"Tangerinn", l’esordio di Emanuela Anechoum edito da E/O, racconta del complicato rapporto tra le proprie origini e i propri desideri, alla ricerca di ciò che si è realmente oltre le maschere che ci obblighiamo a indossare.
(...) Quando ci accorgeremo che da certi discorsi intorno alla diversità, alla marginalizzazione e alla discriminazione strutturale sono regolarmente escluse quelle stesse minoranze che dovrebbero esserne protagoniste, allora forse realizzeremo anche che a orientarli sono ancora ristrette èlite di persone che dispongono di capitali – spesso culturali, più spesso ancora economici – che a tutti gli altri sono preclusi.
In questo senso Tangerinn somiglia a un testo fondativo, capace di mettere in pagina le segregazioni sottili patite da persone rese token da sventolare in società o persino vendere al mercato (pardon: digital market), e di squarciare il velo di Maya sulle storie che ci raccontiamo per sentirci a posto con la nostra coscienza di progressisti col cuore dalla parte giusta. Per appartenere ai buoni ci basta una caption, così che nessuno ha più bisogno di esserlo davvero: passiamo sopra la distanza sbrigativa e crudele con cui trattiamo il prossimo, conta solo l’esattezza estetica del nostro apparire.

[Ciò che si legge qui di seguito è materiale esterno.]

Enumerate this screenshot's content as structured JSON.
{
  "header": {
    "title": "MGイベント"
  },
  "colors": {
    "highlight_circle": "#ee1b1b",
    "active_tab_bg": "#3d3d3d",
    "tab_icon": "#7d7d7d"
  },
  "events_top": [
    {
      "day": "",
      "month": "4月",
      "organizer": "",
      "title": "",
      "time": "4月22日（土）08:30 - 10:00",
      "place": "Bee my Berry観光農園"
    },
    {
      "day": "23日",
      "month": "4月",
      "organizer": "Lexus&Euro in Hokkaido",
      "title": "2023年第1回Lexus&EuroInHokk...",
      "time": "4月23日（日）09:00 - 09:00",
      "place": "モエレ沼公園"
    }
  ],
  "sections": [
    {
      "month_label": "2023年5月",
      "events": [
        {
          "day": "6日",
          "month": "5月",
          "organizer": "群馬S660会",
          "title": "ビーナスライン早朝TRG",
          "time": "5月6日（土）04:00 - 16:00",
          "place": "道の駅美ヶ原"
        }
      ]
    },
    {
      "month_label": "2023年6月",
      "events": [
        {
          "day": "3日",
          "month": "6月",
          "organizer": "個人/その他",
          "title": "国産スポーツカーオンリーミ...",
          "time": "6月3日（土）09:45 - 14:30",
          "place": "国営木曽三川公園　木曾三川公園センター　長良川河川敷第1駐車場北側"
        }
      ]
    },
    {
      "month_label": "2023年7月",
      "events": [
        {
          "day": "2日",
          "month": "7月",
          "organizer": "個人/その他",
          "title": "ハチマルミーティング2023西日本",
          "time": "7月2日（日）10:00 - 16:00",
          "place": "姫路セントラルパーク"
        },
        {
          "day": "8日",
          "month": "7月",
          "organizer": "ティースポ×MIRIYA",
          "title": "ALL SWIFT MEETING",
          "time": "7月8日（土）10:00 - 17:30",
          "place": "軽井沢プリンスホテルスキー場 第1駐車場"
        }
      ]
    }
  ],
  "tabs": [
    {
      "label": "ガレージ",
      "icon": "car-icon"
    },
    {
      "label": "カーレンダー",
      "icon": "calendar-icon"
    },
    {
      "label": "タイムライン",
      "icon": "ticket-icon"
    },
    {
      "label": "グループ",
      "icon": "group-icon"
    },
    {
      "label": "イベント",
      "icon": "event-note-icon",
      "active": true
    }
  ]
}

Tangerinn no, va più a fondo. Anche il modello dell’accoglienza diffusa del Sud Italia, quello che ha fatto commuovere il grande pubblico di fronte a tanti telegiornali e post virali su Facebook, si rivela un falso prospettico: “Una volta fuori pericolo, gli immigrati venivano riversati nelle strade come acqua sporca, ignorati, marginalizzati, lasciati a morire di altre morti. Era questo il modo cristiano di salvare il prossimo”, spiega a un certo punto Mina.
È un libro, quello di Emanuela Anechoum su cui fermarsi a riflettere; un romanzo familiare che parla di identità divise e ai margini senza pagare tributi preteschi a nessun breviario pigro da cena engagé ad Hackney; che illumina un presente difficile e complesso, senza edulcorarne gli aspetti di razzismo e discriminazione strutturale; che si muove tra il Mediterraneo e il Marocco e la Calabria, ma anche sotto la pelle di chiunque a un certo punto se n’è andato e poi non ha chiamato e non è tornato, nell’ingenua convinzione che non gli sarebbe mai mancato il tempo per farlo.
Alla fine, in ogni caso, indietro non si può tornare; non senza accettare di essere cambiati, perlomeno. Come dice Mahdi, il mite e nostalgico lavoratore del bar Tangerinn che fu di Omar, ripensando alla sua terra natia: “E magari, sai, vivrò bene qui. Sarò al sicuro, avrò delle possibilità che a casa non avrei avuto; ma diventerò una persona completamente diversa. […] Sarò altro, e avrò altre cose: ma non riavrò mai indietro quello che ero”.